Pantomimedam Mon 10-Dec-12 14:19:20

If someone can't afford their existing children of course it's ridiculous to have more! That's not harsh, it's a fact.

Its sad that when a family breaks down the nrp seems to be able to alter there priorities depending on where their children live.

I cant understand how anyone could find some of their children are more important than the others.

*their

OptimisticPessimist Mon 10-Dec-12 14:55:02

"But its a bit hard saying a man shouldn't have a second family if he can't afford the first, as I don't hear anyone saying that the rp (usually the mum) shouldn't go on to have any more children if/when she meets someone new."

If the only way the PWC can afford to have more children is to stop providing for their existing children, then no they shouldn't have more children. As Santa said though, it would be pretty unusual and unlikely for the PWC to stop providing for their children in those exact circumstances - and if they did they'd likely have their children removed and find themselves charged with neglect. Meanwhile, NRPs can have as many children as they like and as a result reduce their maintenance if the children are resident, or pay a lesser amount per family if they are all not residing with the NRP with the maximum being 25% of pay for 3 or more children, regardless of how many "3 or more" actually is. Hardly equal.

Xenia Tue 11-Dec-12 18:31:54

Yes, first families come first. It is the same in long marriages.
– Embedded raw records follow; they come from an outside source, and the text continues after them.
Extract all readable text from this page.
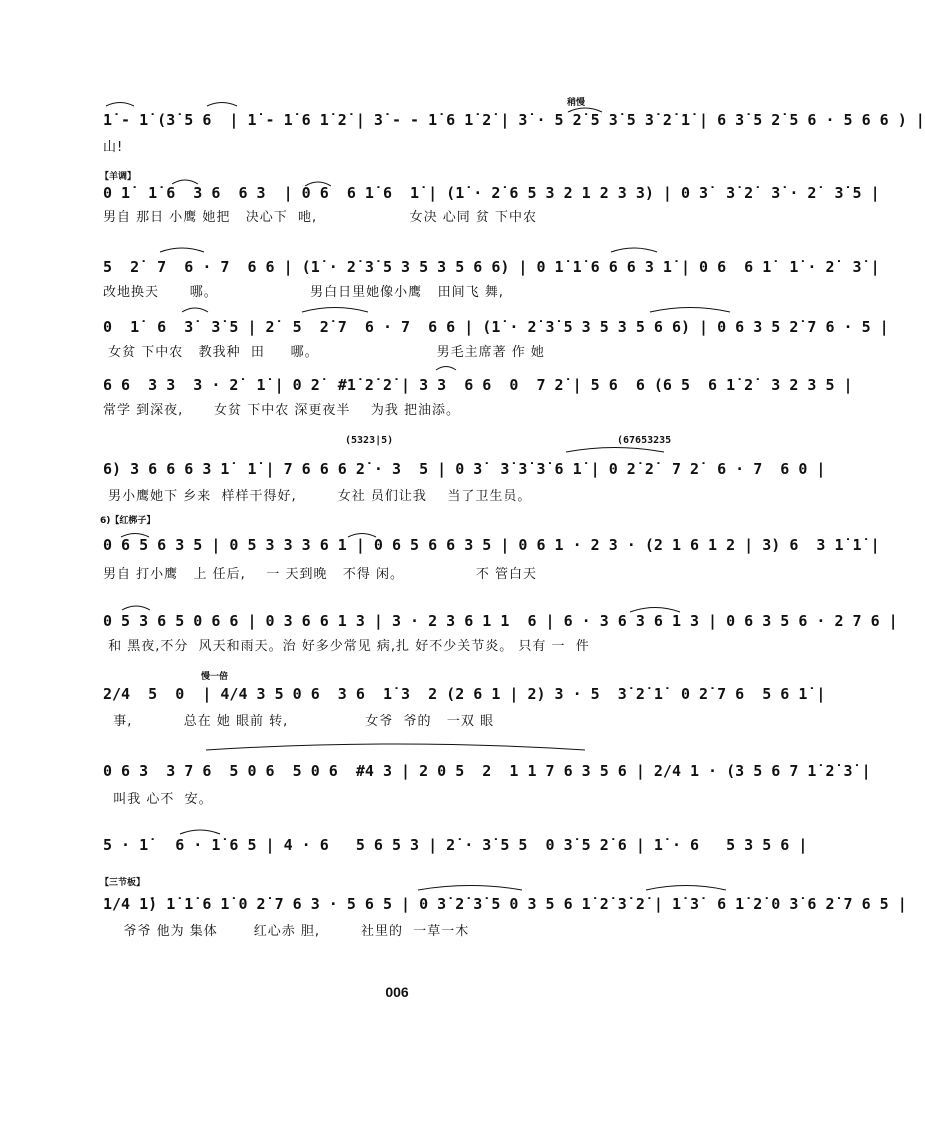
稍慢
1̇ - 1̇ (3̇ 5 6  | 1̇ - 1̇ 6 1̇ 2̇ | 3̇ - - 1̇ 6 1̇ 2̇ | 3̇ · 5 2̇ 5 3̇ 5 3̇ 2̇ 1̇ | 6 3̇ 5 2̇ 5 6 · 5 6 6 ) |
山!
【羊调】
0 1̇  1̇ 6  3 6  6 3  | 0 6  6 1̇ 6  1̇ | (1̇ · 2̇ 6 5 3 2 1 2 3 3) | 0 3̇  3̇ 2̇  3̇ · 2̇  3̇ 5 |
男自 那日 小鹰 她把   决心下  吔,                  女决 心同 贫 下中农
5  2̇  7  6 · 7  6 6 | (1̇ · 2̇ 3̇ 5 3 5 3 5 6 6) | 0 1̇ 1̇ 6 6 6 3 1̇ | 0 6  6 1̇  1̇ · 2̇  3̇ |
改地换天      哪。                  男白日里她像小鹰   田间飞 舞,
0  1̇  6  3̇  3̇ 5 | 2̇  5  2̇ 7  6 · 7  6 6 | (1̇ · 2̇ 3̇ 5 3 5 3 5 6 6) | 0 6 3 5 2̇ 7 6 · 5 |
女贫 下中农   教我种  田     哪。                       男毛主席著 作 她
6 6  3 3  3 · 2̇  1̇ | 0 2̇  #1̇ 2̇ 2̇ | 3 3  6 6  0  7 2̇ | 5 6  6 (6 5  6 1̇ 2̇  3 2 3 5 |
常学 到深夜,      女贫 下中农 深更夜半    为我 把油添。
(5323|5)	(67653235
6) 3 6 6 6 3 1̇  1̇ | 7 6 6 6 2̇ · 3  5 | 0 3̇  3̇ 3̇ 3̇ 6 1̇ | 0 2̇ 2̇  7 2̇  6 · 7  6 0 |
男小鹰她下 乡来  样样干得好,        女社 员们让我    当了卫生员。
6)【红梆子】
0 6 5 6 3 5 | 0 5 3 3 3 6 1 | 0 6 5 6 6 3 5 | 0 6 1 · 2 3 · (2 1 6 1 2 | 3) 6  3 1̇ 1̇ |
男自 打小鹰   上 任后,    一 天到晚   不得 闲。              不 管白天
0 5 3 6 5 0 6 6 | 0 3 6 6 1 3 | 3 · 2 3 6 1 1  6 | 6 · 3 6 3 6 1 3 | 0 6 3 5 6 · 2 7 6 |
和 黑夜,不分  风天和雨天。治 好多少常见 病,扎 好不少关节炎。 只有 一  件
慢一倍
2/4  5  0  | 4/4 3 5 0 6  3 6  1̇ 3  2 (2 6 1 | 2) 3 · 5  3̇ 2̇ 1̇  0 2̇ 7 6  5 6 1̇ |
事,          总在 她 眼前 转,               女爷  爷的   一双 眼
0 6 3  3 7 6  5 0 6  5 0 6  #4 3 | 2 0 5  2  1 1 7 6 3 5 6 | 2/4 1 · (3 5 6 7 1̇ 2̇ 3̇ |
叫我 心不  安。
5 · 1̇   6 · 1̇ 6 5 | 4 · 6   5 6 5 3 | 2̇ · 3̇ 5 5  0 3̇ 5 2̇ 6 | 1̇ · 6   5 3 5 6 |
【三节板】
1/4 1̇) 1̇ 1̇ 6 1̇ 0 2̇ 7 6 3 · 5 6 5 | 0 3̇ 2̇ 3̇ 5 0 3 5 6 1̇ 2̇ 3̇ 2̇ | 1̇ 3̇  6 1̇ 2̇ 0 3̇ 6 2̇ 7 6 5 |
爷爷 他为 集体       红心赤 胆,        社里的  一草一木
006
If you both cannot afford that third child you don't have it, you don't instead say okay we won't buy clothes or food for the first two children, instead we will spend our money on the new baby which is what a lot of these absent parents in effect say. There was one on the radio today where mother with 4 children had moved in a new man and they had 2 more children together and were complaining it was so hard to live BUT no one forced her to have children 5 and 6.

Xenia Tue 11-Dec-12 18:32:38

Yes, they were saying they had been "good" because they married and lived together rather than pretending they did not and claiming benefits as if they were some kind of noble couple doing their best. Instead they were having loads of children they could afford and then moaning about it.

RacHoHoHog Tue 11-Dec-12 19:37:11

I have my children, dp has his child, he has a private arrangement and pays his ex. We both work although low income.
We moved in together and claim tax credits as we are entitled.
If his ex now went to the csa, would she now be entitled to a portion of the tax credits that are supposed to help for my children?

SantaIAmSoFuckingRock Wed 12-Dec-12 09:42:55

yes rachohohog because your tax credits are calculated based on your joint incomes and how many children are living with you, so this would be seen as making up part of his income as his salary is taken into account when working out your award.